Cake Decorating - Rolled Fondant

To get really smooth cakes, you can cover the whole cake in rolled fondant.  Instructions are here:

I don’t like to use Wilton fondant to cover whole cakes.  The texture is very difficult to work with, and it doesn’t taste good.   (Because the Wilton product is very stiff and dry, it is hard to get it thin enough and it cracks very easily.  You cannot cover big cakes, like R2, with Wilton fondant.) 

If you are serious about covering your cakes, invest in a higher quality fondant, such as Satin Ice.  Usually you have to order the better fondants by the tub.  Here is a link to fondant reviews:    You can get wonderful flavors and colors of high-end fondant.  I once had a tub of Belgian chocolate fondant – the cakes tasted like they were covered in fudge!   I also note that Duff’s fondant rated well, but I haven’t used it.  It is available in many places, including craft stores, so it might be worth trying.

In addition to good quality fondant, a few tools are useful.  You need a large, non-stick rolling pin and a tool to smooth the fondant one the cake.  You can find these tools in the cake aisle of your local craft store.  You also need a large, clean, smooth surface to roll the fondant.  

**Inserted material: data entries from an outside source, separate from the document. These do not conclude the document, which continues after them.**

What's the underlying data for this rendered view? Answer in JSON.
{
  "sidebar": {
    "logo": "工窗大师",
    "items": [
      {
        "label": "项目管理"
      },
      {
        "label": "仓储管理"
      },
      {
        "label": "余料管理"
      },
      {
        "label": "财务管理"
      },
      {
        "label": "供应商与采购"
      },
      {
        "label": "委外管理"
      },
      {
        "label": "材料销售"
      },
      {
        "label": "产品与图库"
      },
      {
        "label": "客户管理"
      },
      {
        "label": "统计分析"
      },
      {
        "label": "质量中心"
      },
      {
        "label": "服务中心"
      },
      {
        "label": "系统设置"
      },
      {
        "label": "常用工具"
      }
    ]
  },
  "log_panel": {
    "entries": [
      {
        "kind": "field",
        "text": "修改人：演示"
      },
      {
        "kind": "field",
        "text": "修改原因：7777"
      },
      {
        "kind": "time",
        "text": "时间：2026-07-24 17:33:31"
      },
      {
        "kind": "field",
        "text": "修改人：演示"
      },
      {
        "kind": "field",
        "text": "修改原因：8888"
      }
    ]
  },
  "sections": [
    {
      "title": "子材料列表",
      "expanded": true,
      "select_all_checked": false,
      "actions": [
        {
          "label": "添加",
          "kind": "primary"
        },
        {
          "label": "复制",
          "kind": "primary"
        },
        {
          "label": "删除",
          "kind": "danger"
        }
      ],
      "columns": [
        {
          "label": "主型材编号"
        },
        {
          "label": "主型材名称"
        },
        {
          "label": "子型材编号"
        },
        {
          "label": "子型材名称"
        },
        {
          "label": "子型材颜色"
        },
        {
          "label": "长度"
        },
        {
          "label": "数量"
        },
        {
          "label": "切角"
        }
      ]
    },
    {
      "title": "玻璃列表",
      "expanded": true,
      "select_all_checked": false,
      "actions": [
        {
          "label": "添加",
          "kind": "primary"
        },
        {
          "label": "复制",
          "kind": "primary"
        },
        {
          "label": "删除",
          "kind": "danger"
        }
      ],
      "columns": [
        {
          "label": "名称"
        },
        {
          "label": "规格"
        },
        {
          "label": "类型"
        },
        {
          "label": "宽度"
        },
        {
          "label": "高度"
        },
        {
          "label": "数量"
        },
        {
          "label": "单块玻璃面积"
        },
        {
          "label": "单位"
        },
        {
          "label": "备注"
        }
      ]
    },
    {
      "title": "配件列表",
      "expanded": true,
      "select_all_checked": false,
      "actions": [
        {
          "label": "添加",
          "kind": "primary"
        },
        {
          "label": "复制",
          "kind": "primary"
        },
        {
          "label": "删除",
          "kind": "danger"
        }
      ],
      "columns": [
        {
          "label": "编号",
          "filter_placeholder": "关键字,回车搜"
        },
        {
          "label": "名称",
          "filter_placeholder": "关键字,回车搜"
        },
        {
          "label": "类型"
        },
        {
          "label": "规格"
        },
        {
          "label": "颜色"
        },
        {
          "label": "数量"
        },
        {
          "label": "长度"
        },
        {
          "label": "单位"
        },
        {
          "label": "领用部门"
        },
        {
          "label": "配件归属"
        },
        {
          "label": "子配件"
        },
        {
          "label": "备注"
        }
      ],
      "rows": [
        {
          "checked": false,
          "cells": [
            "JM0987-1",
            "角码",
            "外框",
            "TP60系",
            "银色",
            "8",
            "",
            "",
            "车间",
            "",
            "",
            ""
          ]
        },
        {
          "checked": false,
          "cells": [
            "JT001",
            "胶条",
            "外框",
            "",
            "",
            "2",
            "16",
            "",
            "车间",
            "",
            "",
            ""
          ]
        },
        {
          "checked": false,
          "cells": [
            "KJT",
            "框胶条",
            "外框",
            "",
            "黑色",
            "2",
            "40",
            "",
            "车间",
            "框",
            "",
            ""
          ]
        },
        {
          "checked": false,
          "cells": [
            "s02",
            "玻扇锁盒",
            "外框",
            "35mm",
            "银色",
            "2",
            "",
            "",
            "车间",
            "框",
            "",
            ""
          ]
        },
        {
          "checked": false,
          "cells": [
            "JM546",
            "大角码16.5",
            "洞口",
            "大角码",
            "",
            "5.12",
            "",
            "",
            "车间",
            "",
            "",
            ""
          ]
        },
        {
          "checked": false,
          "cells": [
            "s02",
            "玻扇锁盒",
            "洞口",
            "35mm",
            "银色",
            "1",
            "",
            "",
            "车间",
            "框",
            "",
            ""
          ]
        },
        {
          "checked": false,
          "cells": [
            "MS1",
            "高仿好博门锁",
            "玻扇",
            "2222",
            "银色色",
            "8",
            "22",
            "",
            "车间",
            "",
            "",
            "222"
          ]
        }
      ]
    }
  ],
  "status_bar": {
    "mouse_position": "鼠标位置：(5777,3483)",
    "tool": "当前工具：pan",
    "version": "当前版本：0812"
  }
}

To begin, knead the fondant very well, working in a little Crisco and color if desired. Dust the surface and the fondant with powdered sugar, and turn/flip the fondant as you roll to keep it from sticking.  When you roll the fondant, you may see some air bubbles.  Use a straight pin to punch the bubble and keep rolling to smooth.  Roll like pie crust - in all directions, to keep the thickness even.   You want the final sheet to be as thin as possible - 1/8" or less.  I also always keep a tape measure on hand to make sure I've rolled a big enough piece. You can also judge size using your cake pan or a cake round. 

Tip - before starting to roll the fondant, remove rings and dangling bracelets.  It's very hard to smooth out nicks made by jewelry when you rub the fondant with your hands.  Trust me, it always happens!  

To move the fondant to your cake, roll it onto your rolling pin, then unroll over a dry, crumb coated cake.  Smooth from the top down, using a flat tool. Trim with a very sharp paring knife or a pizza cutter.  (You can get a small "pizza-style" cutter just for fondant - if you are doing a lot, it makes trimming very easy.  On the sides, you may need to trim and cut excess away where is there is an overlap or wrinkle, trim carefully, then smooth the seam flat.  High quality fondant will smooth nicely so the seam will almost disappear. 

Covering cakes with rolled fondant is definitely a more advanced technique, but with practice you can do it.  Start with small cakes and work up!  

Artist pallet cake covered in Belgian Chocolate Fondant.  The brush was made with Wilton fondant (wrapped around a skewer).  The paint pots are Wilton tube icing, warmed in my microwave so I could pour the icing into depressions that I made with a small ball.  Finished the cake with small balls of chocolate fondant around the base.  Cake is baked in the Wilton large paisley cake pan.